There are still many uses for industrial hemp that are beneficial to our planet, but it is not an ideal source of CBD or other medicinal cannabis compounds.
It can be used to manufacture over 30,000 different products including everything from fibers for clothing, fuel, paper, biodegradable plastics, construction materials, health food, and more.
Difference Between Hemp and Marijuana Explained
All in all, the identifying characteristic that differentiates hemp and marijuana is CBD and THC content. Legally speaking, it’s the THC limit (.3%) that separates hemp from marijuana.
Other than that, these are simply two types of the same plant species that have different chemical compositions.
Both compounds are known to have a powerful ability to reduce stress, anxiety, pain, nausea, and even asthma. However, THC is associated with higher levels of sedation and relaxation due to its psychotropic effects.
CBD is known for its energizing, uplifting effect, without the mind-altering “stoned” feeling. And medicinally, it’s quite impressive as an anti-convulsive, anti-psychotic, anti-cancer, anti-depressant, and anti-inflammatory.
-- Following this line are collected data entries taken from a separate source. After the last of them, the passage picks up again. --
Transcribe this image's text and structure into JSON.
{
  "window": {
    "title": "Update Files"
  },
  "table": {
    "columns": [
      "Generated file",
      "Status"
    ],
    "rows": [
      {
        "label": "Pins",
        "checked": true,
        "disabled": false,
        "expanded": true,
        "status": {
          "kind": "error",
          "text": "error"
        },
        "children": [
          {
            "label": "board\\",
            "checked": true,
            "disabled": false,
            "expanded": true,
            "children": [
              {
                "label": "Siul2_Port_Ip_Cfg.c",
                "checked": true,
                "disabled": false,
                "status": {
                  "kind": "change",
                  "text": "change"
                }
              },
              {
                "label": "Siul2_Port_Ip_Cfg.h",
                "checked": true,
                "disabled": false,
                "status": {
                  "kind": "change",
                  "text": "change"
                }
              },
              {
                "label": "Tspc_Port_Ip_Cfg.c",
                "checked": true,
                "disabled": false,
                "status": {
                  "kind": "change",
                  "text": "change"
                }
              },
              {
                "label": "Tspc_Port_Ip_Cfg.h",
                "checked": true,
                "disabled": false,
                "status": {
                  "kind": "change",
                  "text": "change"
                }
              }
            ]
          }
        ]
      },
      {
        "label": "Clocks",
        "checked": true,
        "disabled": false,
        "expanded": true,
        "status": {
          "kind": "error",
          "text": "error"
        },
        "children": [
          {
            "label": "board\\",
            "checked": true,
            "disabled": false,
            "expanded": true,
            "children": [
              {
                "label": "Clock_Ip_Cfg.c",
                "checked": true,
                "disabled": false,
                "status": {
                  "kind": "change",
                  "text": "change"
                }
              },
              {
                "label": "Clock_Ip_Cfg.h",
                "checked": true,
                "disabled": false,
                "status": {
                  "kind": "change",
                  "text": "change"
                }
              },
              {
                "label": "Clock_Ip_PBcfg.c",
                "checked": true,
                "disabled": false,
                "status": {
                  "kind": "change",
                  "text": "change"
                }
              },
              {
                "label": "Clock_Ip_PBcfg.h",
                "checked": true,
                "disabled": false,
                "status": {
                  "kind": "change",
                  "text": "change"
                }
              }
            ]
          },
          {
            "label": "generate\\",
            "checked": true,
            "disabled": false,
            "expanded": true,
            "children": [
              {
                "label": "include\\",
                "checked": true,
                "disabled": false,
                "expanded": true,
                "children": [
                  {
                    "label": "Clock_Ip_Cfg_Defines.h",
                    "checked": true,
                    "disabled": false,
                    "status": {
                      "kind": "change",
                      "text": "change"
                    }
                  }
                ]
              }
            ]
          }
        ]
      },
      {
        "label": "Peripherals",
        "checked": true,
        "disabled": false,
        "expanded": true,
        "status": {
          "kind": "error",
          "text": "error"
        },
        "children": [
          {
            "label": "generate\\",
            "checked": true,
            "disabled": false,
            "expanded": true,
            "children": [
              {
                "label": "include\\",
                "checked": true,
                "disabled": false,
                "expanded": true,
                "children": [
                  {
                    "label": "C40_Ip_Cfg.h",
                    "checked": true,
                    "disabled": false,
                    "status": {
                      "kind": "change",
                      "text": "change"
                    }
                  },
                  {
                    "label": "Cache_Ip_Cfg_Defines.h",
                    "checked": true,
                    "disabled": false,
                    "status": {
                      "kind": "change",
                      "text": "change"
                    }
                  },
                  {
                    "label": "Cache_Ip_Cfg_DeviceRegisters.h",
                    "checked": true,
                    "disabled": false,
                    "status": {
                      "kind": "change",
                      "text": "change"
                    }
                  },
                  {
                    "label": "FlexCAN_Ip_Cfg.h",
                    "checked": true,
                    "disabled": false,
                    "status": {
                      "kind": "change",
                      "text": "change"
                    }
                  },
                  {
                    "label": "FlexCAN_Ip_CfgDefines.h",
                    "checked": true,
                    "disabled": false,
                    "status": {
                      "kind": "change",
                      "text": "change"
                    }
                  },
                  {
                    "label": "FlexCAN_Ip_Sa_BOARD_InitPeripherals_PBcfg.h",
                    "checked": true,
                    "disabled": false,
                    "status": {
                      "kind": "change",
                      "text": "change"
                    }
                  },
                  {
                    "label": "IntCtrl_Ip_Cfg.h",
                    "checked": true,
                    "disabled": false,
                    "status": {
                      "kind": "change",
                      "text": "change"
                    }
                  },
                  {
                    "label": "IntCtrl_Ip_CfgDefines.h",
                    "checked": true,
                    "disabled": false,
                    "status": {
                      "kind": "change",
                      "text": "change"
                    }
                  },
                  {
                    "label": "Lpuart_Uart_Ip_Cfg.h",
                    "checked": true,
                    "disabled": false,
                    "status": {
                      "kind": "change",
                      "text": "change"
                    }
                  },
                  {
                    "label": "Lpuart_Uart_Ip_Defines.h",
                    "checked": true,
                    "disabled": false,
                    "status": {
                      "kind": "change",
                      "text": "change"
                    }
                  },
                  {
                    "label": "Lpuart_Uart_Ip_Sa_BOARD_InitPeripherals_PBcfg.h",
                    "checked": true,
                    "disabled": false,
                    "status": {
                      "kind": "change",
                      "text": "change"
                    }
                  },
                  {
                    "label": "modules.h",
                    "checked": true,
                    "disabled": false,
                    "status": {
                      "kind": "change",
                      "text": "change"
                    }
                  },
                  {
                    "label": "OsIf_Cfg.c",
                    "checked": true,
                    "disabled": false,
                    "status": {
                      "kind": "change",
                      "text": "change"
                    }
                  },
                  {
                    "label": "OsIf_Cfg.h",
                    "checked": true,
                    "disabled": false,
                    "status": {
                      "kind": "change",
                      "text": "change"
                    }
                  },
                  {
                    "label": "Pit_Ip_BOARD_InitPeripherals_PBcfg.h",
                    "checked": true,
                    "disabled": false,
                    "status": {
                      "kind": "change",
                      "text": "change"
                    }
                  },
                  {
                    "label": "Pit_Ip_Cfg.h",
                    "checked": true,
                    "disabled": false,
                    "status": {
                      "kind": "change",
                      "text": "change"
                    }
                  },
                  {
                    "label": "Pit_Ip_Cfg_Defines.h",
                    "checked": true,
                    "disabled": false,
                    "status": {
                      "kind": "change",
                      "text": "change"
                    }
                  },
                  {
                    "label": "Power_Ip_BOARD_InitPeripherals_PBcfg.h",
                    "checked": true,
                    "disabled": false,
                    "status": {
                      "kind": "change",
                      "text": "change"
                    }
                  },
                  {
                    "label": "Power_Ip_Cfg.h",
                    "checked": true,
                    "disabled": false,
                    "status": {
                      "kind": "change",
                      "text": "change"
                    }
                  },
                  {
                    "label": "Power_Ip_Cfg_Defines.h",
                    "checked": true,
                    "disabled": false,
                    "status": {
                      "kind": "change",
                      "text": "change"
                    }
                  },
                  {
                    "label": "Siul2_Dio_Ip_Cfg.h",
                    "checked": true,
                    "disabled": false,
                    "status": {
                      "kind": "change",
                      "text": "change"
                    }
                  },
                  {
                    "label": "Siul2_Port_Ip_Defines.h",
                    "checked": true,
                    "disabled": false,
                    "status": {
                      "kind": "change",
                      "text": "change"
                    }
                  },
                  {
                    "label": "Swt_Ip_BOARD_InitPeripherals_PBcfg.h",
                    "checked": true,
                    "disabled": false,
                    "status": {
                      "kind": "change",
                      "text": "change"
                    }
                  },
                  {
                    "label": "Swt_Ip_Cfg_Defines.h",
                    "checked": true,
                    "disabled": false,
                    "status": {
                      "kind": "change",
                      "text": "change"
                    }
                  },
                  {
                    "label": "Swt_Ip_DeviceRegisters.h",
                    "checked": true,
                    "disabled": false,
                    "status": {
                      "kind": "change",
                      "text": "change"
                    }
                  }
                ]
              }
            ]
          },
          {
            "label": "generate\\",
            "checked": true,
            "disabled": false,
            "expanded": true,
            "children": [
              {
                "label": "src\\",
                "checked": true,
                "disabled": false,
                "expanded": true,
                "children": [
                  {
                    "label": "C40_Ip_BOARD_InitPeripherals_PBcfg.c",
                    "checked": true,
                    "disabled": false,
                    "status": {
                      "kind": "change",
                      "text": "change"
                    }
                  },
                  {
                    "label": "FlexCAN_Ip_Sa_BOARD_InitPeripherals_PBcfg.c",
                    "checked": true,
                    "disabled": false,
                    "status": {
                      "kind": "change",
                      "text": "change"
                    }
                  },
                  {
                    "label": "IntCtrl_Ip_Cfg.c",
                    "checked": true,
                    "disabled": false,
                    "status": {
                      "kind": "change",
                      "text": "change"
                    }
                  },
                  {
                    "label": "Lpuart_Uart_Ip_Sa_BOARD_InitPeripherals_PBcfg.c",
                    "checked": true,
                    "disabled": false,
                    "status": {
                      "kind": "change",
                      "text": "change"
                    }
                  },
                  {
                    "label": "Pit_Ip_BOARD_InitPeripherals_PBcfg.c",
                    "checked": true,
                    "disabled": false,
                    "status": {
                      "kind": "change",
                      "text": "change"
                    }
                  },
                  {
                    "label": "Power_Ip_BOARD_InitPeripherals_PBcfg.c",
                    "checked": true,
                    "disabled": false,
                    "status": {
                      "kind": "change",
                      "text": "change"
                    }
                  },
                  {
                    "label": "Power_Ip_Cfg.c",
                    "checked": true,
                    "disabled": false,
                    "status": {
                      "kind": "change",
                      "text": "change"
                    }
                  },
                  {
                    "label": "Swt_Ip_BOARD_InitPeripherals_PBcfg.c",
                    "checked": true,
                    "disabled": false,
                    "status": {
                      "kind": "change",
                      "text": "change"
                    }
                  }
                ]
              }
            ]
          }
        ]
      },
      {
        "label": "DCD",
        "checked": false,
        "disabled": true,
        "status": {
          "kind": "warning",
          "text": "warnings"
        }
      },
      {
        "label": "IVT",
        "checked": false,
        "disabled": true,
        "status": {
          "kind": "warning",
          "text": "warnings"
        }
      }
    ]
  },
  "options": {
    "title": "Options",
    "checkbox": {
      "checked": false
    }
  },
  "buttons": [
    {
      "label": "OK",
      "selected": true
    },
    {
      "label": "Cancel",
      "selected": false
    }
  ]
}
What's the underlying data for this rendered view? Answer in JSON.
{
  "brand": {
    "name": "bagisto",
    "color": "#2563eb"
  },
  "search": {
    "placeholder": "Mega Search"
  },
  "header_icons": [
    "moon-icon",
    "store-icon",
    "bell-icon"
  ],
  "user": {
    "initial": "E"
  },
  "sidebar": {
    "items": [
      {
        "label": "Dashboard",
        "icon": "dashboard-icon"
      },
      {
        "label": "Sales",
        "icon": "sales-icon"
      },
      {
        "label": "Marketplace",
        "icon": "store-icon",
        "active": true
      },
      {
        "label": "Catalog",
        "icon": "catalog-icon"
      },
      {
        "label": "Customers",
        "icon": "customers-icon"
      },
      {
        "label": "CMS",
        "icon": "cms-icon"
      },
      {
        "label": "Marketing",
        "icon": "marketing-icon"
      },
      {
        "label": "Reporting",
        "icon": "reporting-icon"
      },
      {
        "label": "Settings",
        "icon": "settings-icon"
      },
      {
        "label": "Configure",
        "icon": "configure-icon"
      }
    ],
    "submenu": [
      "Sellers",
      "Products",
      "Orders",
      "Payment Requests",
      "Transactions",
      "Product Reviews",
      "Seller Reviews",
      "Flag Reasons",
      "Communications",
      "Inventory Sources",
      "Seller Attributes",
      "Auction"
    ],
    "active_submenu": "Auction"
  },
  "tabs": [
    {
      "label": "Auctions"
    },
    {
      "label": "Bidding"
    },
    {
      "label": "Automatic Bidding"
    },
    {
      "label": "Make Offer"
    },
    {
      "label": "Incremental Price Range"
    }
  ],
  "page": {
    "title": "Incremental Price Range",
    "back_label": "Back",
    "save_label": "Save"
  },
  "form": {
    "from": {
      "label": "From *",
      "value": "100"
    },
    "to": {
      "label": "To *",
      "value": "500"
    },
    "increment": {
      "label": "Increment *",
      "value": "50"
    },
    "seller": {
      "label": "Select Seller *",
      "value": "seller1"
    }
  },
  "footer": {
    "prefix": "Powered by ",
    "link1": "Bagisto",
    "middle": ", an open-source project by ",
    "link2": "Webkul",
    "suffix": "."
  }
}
Also known as an antipsychotic substance, CBD can counteract the adverse effects of consuming too much THC, such as paranoia, anxiety, and sensorial hallucinations.
Cannabis offers us somewhat of a paradox with THC and CBD. Medical marijuana growers continue to work on breeding new strains of hemp and marijuana with various ratios and combinations of cannabinoids.
Cultivators and breeders now are largely focused on producing new strains with consistent chemical profiles targeting specific symptoms in order to produce the most optimal and effective cannabis medicines.
Is CBD legal?
The continuous changes in laws on hemp versus marijuana can be a bit confusing. Federal laws and state laws often contradict each other and the laws are constantly evolving.
In 2014 a Farm Bill passed which allowed for industrial hemp production to be used for the purposes of research only.
This bill opened a doorway of hemp production and research in the US that has allowed us to recognize the benefits of CBD and see clearly the major differences between hemp and marijuana.
The 2018 Farm Bill plans to cement total legalization of hemp and all products made from hemp by removing it from the DEA's list of controlled substances.
Until the 2018 Farm Bill is fully approved and passed, it is important to be clear on CBD legality and use in the US.
CBD is legal in all 50 states if and only if it is derived from hemp and contains less than .3% THC, according to current federal statutes.
From state to state, laws on marijuana with THC change.
In some areas it may be decriminalized, but not legal. In other places, it might only be permitted for medical purposes. In at least 10 states it is legal for both medicinal use and adult-use, such as in Maine, Oregon, and Colorado.